従来はDIを中心とした公表形態でしたが、2008年4月分以降、CIを中心の公表形態に移行しています。
DIは参考指標として引き続き、作成・公表されています。
コンポジット・インデックス(CI)
主として景気変動の大きさやテンポ(量感)を測定することを目的としています。
景気の強弱を定量的に計測する指標であり、各採用系列指標が大幅に拡張(改善)していればCIも大幅に上昇し、各採用系列指標が小幅に拡張しているならばCIも小幅に上昇します。
ディフュージョンインデックス(DI)
景気拡張の動きの各経済部門への波及度合いを測定することを主な目的としています。
各採用系列指標が「拡張(改善)している指標の割合」を算出することで、各経済部門への「景気の波及度合い」を示しています。
先行指数、一致指数、遅行指数について
CIとDIには、それぞれ、景気に対し先行して動く先行指数、ほぼ一致して動く一致指数、遅れて動く遅行指数の3つの指数があります。
先行指数:今後の景気の動きを予測する目的。一致指数に数ヶ月先行します。
先行系列の経済指標としては、最終財/生産財の在庫率指数、新規求人数や東証株価指数などが採用されています。
一致指数:景気の現状を把握する目的。
一致系列の経済指標としては、鉱工業生産指数、耐久消費財出荷指数や有効求人倍率などが採用されています。
遅行指数:事後的に確認する目的。
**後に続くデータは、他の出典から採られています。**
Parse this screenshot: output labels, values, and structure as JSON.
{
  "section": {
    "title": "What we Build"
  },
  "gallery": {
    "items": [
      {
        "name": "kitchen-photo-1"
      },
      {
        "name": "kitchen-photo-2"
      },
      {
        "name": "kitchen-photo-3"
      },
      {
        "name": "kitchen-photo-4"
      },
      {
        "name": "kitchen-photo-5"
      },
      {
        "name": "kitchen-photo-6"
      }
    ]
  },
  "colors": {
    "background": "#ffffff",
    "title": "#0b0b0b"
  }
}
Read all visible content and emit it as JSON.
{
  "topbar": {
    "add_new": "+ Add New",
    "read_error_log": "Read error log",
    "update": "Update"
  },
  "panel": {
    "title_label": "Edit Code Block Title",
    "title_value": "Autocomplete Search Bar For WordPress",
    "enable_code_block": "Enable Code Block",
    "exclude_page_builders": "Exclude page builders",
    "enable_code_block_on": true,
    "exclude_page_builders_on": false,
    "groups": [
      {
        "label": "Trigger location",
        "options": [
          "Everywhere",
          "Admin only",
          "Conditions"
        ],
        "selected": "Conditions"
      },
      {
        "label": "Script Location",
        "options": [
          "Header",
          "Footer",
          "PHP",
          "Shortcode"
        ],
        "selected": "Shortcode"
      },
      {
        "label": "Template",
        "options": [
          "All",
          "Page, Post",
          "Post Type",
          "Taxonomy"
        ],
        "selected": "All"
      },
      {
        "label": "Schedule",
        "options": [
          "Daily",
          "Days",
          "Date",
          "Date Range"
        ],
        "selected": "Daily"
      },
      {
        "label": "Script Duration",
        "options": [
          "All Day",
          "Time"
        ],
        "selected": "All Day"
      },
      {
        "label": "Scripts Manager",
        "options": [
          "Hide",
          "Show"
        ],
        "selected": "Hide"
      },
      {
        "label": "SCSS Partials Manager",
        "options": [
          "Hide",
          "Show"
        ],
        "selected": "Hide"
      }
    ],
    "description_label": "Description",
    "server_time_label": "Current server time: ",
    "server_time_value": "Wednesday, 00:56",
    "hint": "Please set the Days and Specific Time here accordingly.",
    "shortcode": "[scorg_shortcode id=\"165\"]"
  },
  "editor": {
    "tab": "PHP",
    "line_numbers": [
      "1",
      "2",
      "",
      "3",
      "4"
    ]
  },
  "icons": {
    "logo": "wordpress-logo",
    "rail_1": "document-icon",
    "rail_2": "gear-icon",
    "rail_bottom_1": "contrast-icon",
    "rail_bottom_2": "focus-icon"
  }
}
一致指数から数ヶ月から半年程度遅行します。
遅行系列の経済指標としては、家計消費支出や完全失業率などが採用されています。
CI一致指数とDI一致指数の見方
CI一致指数
- CI一致指数が上昇しているとき→景気の拡大局面
- CI一致指数が低下しているとき→景気の後退局面
- CI一致指数は、単月では不規則な動きも含まれ、移動平均値等のある程度の期間の月々の動きをならしてみる必要があります
- CI一致指数の変化の大きさから、景気の拡張又は後退のテンポが読取れます
DI一致指数
- DI一致指数は、景気拡張局面では50%を上回る傾向があります
- DI一致指数は、景気後退局面では50%を下回る傾向があります
- DIは、景気の拡張が経済活動のより多くの分野に浸透していったことを示す指標であり、景気拡張が加速していることを示すものではありません
CI一致指数の推移 (2020年1月~2023年2月) (2015年=100)
日銀短観(全国企業短期経済観測調査)~為替、債券、株式市場が最も注目する経済指標
目的と概要
- 日本銀行(日銀)が全国1万社の企業を対象に四半期ごと(3,6,9,12月)に実施する統計調査です
- 統計の目的:
全国の企業動向を的確に把握し、金融政策の適切な運営に資することを目的としています。 - 調査対象企業
業種別:製造業17業種・非製造業14業種の合計31業種
規模別:大企業・中堅企業・中小企業に区分
アンケート調査の内容
日銀短観の判断調査
各企業が、以下の項目について、現在の状況をどう判断・評価しているのかを回答させます。(「最近」と「先行き」の両方について)
① 会社の業況: 良い/さほど良くない/悪い
② 業界の需給: 需要超過/ほぼ均衡/供給超過
③ 在庫水準: 過大~やや多め/適正/やや少なめ~不足
④ 生産・営業設備: 過剰/適正/不足
⑤ 雇用人員: 過剰/適正/不足
⑥ 資金繰り: 楽である/さほど苦しくない/苦しい
⑦ 金融機関の貸出態度:緩い/さほど厳しくない/厳し
日銀短観の計数調査
売上高、輸出額、経常利益、設備投資額、雇用者数の当期実績値、当期実績見込み、来期以降の予測値について
業況判断DI について
調査のなかで最も注目度が高い指数で、現在の業況と3カ月後の業況予測について、企業が「良い」「さほど良くない」「悪い」の3段階で回答したものを集計し、「良い」と回答した企業の割合から「悪い」と回答した企業の割合を差し引いて算出されます。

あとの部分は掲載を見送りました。